Since these are touchscreen devices, you'd have thought that a member of staff could have acknowledged the messages and let the relevant software complete it's updates.
What to do when a touchscreen is having a totter? Today's entry in the encyclopaedia of bork features two approaches taken by users, one involving duct tape and a musically inclined alternative. In a break from the usual examples of Windows suffering a whoopsie, the screens serving the car park of an Asda in Falkirk, Scotland …
Totally. and especially in Asda. Check out myself on an ignorant machine that undoubtedly will need a harassed and overburdened member of staff come over to sort out at some point? All while having RECORDING IN PROGRESS flashed in front of your face? Don't mind if I never come in your shitty store ever again.
Not the store staf'f's job or equipment, the parking contract is almost certainly outsourced and the operator pays a good price to be allowed to manage it. Store staff unlikely to care that you're using a parking space to go for a walk around the other shops.

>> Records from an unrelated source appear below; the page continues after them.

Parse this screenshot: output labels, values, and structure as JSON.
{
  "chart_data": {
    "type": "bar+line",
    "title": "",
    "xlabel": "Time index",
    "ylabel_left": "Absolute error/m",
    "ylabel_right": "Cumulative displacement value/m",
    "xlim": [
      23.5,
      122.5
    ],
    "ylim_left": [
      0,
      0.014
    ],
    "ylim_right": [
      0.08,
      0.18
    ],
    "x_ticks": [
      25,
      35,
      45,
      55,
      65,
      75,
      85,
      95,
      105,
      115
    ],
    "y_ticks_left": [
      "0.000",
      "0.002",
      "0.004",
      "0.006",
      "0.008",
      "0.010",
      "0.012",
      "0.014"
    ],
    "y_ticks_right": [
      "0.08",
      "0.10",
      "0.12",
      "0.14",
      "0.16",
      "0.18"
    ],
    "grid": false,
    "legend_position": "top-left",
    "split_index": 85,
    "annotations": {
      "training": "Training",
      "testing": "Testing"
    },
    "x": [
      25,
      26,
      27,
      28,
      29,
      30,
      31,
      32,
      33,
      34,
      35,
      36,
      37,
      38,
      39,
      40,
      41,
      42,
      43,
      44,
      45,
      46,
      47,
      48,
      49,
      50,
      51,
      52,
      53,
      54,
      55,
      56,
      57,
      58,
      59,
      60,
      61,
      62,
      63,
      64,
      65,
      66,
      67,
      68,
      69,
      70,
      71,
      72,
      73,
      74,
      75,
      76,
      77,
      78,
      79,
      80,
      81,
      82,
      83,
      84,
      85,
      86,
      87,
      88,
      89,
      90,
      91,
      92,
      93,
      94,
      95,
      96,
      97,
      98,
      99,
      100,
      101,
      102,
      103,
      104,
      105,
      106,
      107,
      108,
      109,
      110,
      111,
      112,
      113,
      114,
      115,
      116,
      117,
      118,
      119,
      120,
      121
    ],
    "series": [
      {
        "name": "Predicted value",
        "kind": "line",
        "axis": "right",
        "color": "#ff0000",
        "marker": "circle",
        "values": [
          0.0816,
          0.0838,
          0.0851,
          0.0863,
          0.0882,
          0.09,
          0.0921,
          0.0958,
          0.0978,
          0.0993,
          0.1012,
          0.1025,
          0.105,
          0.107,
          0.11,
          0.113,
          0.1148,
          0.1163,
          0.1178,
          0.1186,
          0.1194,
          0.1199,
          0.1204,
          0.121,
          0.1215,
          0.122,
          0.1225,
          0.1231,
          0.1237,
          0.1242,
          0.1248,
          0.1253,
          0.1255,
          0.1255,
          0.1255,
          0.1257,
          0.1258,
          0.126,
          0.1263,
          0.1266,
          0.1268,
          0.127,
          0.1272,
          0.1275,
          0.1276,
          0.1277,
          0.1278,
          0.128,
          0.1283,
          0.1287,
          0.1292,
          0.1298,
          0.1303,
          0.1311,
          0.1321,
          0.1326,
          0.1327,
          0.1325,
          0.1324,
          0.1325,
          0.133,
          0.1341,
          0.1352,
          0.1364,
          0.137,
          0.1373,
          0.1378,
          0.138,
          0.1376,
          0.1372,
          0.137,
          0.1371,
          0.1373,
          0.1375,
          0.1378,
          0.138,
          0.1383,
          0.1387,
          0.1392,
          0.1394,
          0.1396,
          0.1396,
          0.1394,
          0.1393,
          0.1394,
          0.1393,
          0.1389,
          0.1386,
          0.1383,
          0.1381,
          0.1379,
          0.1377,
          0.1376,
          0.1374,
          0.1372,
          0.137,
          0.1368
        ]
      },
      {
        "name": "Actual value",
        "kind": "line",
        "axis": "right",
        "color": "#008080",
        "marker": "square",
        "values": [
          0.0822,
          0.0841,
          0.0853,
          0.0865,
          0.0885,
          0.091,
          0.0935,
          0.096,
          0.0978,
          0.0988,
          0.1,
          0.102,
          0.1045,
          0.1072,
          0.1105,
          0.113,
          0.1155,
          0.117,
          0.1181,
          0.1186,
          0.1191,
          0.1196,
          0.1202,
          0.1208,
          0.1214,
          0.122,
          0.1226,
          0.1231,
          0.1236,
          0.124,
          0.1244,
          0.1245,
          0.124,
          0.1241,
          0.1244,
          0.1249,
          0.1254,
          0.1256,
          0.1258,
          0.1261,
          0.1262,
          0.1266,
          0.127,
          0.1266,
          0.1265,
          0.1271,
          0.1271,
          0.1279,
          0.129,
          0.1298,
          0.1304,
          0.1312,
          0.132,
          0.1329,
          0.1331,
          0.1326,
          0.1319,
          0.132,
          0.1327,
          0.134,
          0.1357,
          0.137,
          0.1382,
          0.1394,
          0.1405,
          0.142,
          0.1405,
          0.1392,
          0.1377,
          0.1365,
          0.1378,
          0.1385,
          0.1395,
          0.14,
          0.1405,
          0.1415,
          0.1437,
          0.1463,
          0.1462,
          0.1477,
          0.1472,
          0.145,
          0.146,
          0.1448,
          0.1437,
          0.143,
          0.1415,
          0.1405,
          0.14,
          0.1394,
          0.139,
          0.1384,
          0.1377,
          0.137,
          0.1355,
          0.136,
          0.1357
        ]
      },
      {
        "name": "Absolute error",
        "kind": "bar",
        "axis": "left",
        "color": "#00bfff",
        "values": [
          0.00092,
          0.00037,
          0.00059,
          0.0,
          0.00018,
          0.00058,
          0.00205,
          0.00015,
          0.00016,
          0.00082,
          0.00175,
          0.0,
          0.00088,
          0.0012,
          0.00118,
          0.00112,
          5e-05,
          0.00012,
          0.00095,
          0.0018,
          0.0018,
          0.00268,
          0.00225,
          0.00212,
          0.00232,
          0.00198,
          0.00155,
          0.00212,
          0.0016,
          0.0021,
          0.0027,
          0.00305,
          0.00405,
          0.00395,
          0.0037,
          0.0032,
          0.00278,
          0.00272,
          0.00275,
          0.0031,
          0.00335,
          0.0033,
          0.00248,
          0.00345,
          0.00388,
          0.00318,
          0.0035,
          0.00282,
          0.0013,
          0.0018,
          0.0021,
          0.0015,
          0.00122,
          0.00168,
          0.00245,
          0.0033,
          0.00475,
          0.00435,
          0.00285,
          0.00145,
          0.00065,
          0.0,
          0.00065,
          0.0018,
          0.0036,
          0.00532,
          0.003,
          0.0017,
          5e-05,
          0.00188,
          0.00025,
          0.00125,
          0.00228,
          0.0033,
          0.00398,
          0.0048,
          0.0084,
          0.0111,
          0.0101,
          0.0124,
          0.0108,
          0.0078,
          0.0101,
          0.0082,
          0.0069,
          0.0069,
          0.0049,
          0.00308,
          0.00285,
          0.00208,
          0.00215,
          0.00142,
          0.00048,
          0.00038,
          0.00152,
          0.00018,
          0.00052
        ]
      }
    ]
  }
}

One store locally uses the same sort of scheme - park 30 mins for free, park upto 2h free if you spend £5 in store. Finally got into the habit to check if the machines are even working, before popping in to spend a fiver, as it's broken often enough to let me avoid the extra time sink.
Autotune is prevalent in many genres now and is frequently used in "pop" where previously you would have had double/treble tracked vocals (thank-you Messrs. Stock, Aitken and Waterman, not). Whilst I don't get a headache from its overuse it does set my teeth on edge.
Thankfully the likelihood of my favourite tracks requiring "autotune" is fairly minimal as "screaming and yelling" in front of heavy electric guitar riffs rarely needs to be harmonic.....
Shit, that thing probably has a full developer environment on it. Why bother with a targeted sub-set of the DVD when "install all" is a mouse-click away?
As we all know, having the full GCC system on a parking kiosk somewhere in the wilds of Scotland might come in handy someday. Might be fun to switch the language to Tagalog ... and the calendar to Julian. They left in the options, so we might as well use 'em, right?
Well, as I'm currently trying to debug a network device which has decided to provide me basically no utilities, maybe we can find a middle ground. I'm getting tired of seeing "command not found" on nearly everything*.
*So far, commands I expected to be available but aren't include less (and more), uptime, grep, and scp.
Are you working with a subset of busybox?
Typing busybox at the command prompt should give you a list of commands compiled into your version, along with other info.
Note that busybox might also be your init! See the link above for more.
Yes, working with a subset of the tools we all know and love is a pain in the ass ... but most of those devices are built down to a price, and RAM/ROM quantity suffers. The fact that the manufacturer doesn't expect the consumer to actually use the CLI doesn't help any. In a worst case scenario, you might be able to flash a FOSS firmware solution that'll make your life easier.
Have a beer, relax, slow down, think about it. First, do no wrong.
You are entirely correct. They included enough storage to give me more of my utilities, but they have chosen not to. Similarly, they have chosen to fry logs on shutdown (or they've hidden them really well), which is making my job tricky as I'm trying to figure out why it keeps shutting down and all the log I have is the one from the last time it rebooted. I found a list of all the utilities available to me, but I keep typing the ones I don't have out of muscle memory.